Johnny masuk ke ruangan dimana semua Agent sedang berkumpul, namun ketika ia melangkahkan kakinya hendak menuju ke Agent lain. Dengan cepat dua bodyguard atasan Choi menendang Johnny dan membuat Johnny jatuh tersungkur.
Kini Johnny di buat berlutut dengan tangan di pegang lurus oleh kedua bodyguard atasan Choi.
Atasan Choi berjalan menghadap Johnny dengan muka marahnya. Ia sangat marah dengan kejadian yang baru saja terjadi.
“Ini yang kamu sebut Agent? Lemah,” sarkasnya dengan tangan yang merogoh saku jasnya.
Johnny hanya bisa menunduk lemah, ia melihat atasan Choi mengeluarkan sebuah pistol dari saku jasnya. Pistol yang ada di tangan atasan Choi kini mempoint tepat di depan kepala Johnny.
“Kamu tau? Saya tidak pernah semarah ini,” ucapnya.

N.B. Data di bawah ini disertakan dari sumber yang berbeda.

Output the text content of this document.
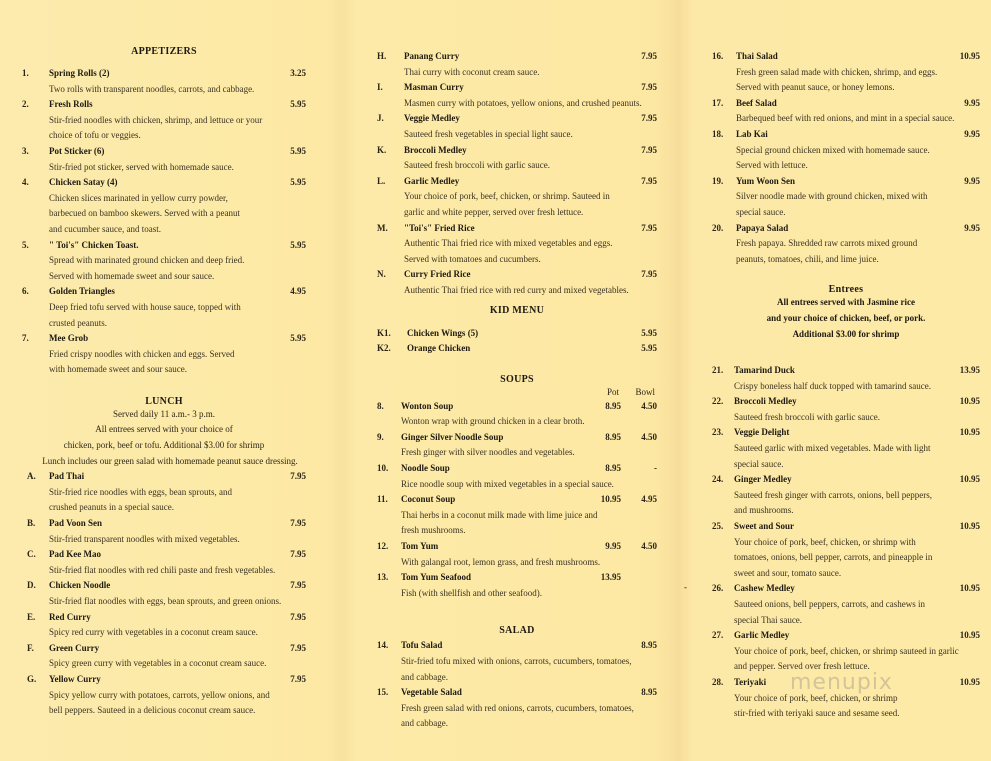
APPETIZERS
1.	Spring Rolls (2)	3.25
Two rolls with transparent noodles, carrots, and cabbage.
2.	Fresh Rolls	5.95
Stir-fried noodles with chicken, shrimp, and lettuce or your
choice of tofu or veggies.
3.	Pot Sticker (6)	5.95
Stir-fried pot sticker, served with homemade sauce.
4.	Chicken Satay (4)	5.95
Chicken slices marinated in yellow curry powder,
barbecued on bamboo skewers. Served with a peanut
and cucumber sauce, and toast.
5.	" Toi's" Chicken Toast.	5.95
Spread with marinated ground chicken and deep fried.
Served with homemade sweet and sour sauce.
6.	Golden Triangles	4.95
Deep fried tofu served with house sauce, topped with
crusted peanuts.
7.	Mee Grob	5.95
Fried crispy noodles with chicken and eggs. Served
with homemade sweet and sour sauce.
LUNCH
Served daily 11 a.m.- 3 p.m.
All entrees served with your choice of
chicken, pork, beef or tofu. Additional $3.00 for shrimp
Lunch includes our green salad with homemade peanut sauce dressing.
A.	Pad Thai	7.95
Stir-fried rice noodles with eggs, bean sprouts, and
crushed peanuts in a special sauce.
B.	Pad Voon Sen	7.95
Stir-fried transparent noodles with mixed vegetables.
C.	Pad Kee Mao	7.95
Stir-fried flat noodles with red chili paste and fresh vegetables.
D.	Chicken Noodle	7.95
Stir-fried flat noodles with eggs, bean sprouts, and green onions.
E.	Red Curry	7.95
Spicy red curry with vegetables in a coconut cream sauce.
F.	Green Curry	7.95
Spicy green curry with vegetables in a coconut cream sauce.
G.	Yellow Curry	7.95
Spicy yellow curry with potatoes, carrots, yellow onions, and
bell peppers. Sauteed in a delicious coconut cream sauce.
H.	Panang Curry	7.95
Thai curry with coconut cream sauce.
I.	Masman Curry	7.95
Masmen curry with potatoes, yellow onions, and crushed peanuts.
J.	Veggie Medley	7.95
Sauteed fresh vegetables in special light sauce.
K.	Broccoli Medley	7.95
Sauteed fresh broccoli with garlic sauce.
L.	Garlic Medley	7.95
Your choice of pork, beef, chicken, or shrimp. Sauteed in
garlic and white pepper, served over fresh lettuce.
M.	"Toi's" Fried Rice	7.95
Authentic Thai fried rice with mixed vegetables and eggs.
Served with tomatoes and cucumbers.
N.	Curry Fried Rice	7.95
Authentic Thai fried rice with red curry and mixed vegetables.
KID MENU
K1.	Chicken Wings (5)	5.95
K2.	Orange Chicken	5.95
SOUPS
Pot	Bowl
8.	Wonton Soup	8.95	4.50
Wonton wrap with ground chicken in a clear broth.
9.	Ginger Silver Noodle Soup	8.95	4.50
Fresh ginger with silver noodles and vegetables.
10.	Noodle Soup	8.95	-
Rice noodle soup with mixed vegetables in a special sauce.
11.	Coconut Soup	10.95	4.95
Thai herbs in a coconut milk made with lime juice and
fresh mushrooms.
12.	Tom Yum	9.95	4.50
With galangal root, lemon grass, and fresh mushrooms.
13.	Tom Yum Seafood	13.95
Fish (with shellfish and other seafood).
SALAD
14.	Tofu Salad	8.95
Stir-fried tofu mixed with onions, carrots, cucumbers, tomatoes,
and cabbage.
15.	Vegetable Salad	8.95
Fresh green salad with red onions, carrots, cucumbers, tomatoes,
and cabbage.
16.	Thai Salad	10.95
Fresh green salad made with chicken, shrimp, and eggs.
Served with peanut sauce, or honey lemons.
17.	Beef Salad	9.95
Barbequed beef with red onions, and mint in a special sauce.
18.	Lab Kai	9.95
Special ground chicken mixed with homemade sauce.
Served with lettuce.
19.	Yum Woon Sen	9.95
Silver noodle made with ground chicken, mixed with
special sauce.
20.	Papaya Salad	9.95
Fresh papaya. Shredded raw carrots mixed ground
peanuts, tomatoes, chili, and lime juice.
Entrees
All entrees served with Jasmine rice
and your choice of chicken, beef, or pork.
Additional $3.00 for shrimp
21.	Tamarind Duck	13.95
Crispy boneless half duck topped with tamarind sauce.
22.	Broccoli Medley	10.95
Sauteed fresh broccoli with garlic sauce.
23.	Veggie Delight	10.95
Sauteed garlic with mixed vegetables. Made with light
special sauce.
24.	Ginger Medley	10.95
Sauteed fresh ginger with carrots, onions, bell peppers,
and mushrooms.
25.	Sweet and Sour	10.95
Your choice of pork, beef, chicken, or shrimp with
tomatoes, onions, bell pepper, carrots, and pineapple in
sweet and sour, tomato sauce.
26.	Cashew Medley	10.95
Sauteed onions, bell peppers, carrots, and cashews in
special Thai sauce.
27.	Garlic Medley	10.95
Your choice of pork, beef, chicken, or shrimp sauteed in garlic
and pepper. Served over fresh lettuce.
28.	Teriyaki	10.95
Your choice of pork, beef, chicken, or shrimp
stir-fried with teriyaki sauce and sesame seed.
-
menupix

Johnny hendak membuka suara, namun ia kembali membungkam mulutnya karena atasan Choi menarik pelatuk pistolnya.
“Jika anda membunuh dia, maka anda membunuh diri anda sendiri, saya tidak segan untuk memposting semua kebusukan anda ke publik tuan,” ancam Taeyong. Tangan Taeyong menunjuk Doyoung yang tengah memegang sebuah iPad dan bertulisan posting pada layarnya.
Atasan Choi menoleh ke arah Taeyong, “oh iya?” Tanyanya dengan nada mengejek.
Dorrr.....
Suara tembakan itu memenuhi satu ruangan, membuat semua yang ada di ruangan itu shock.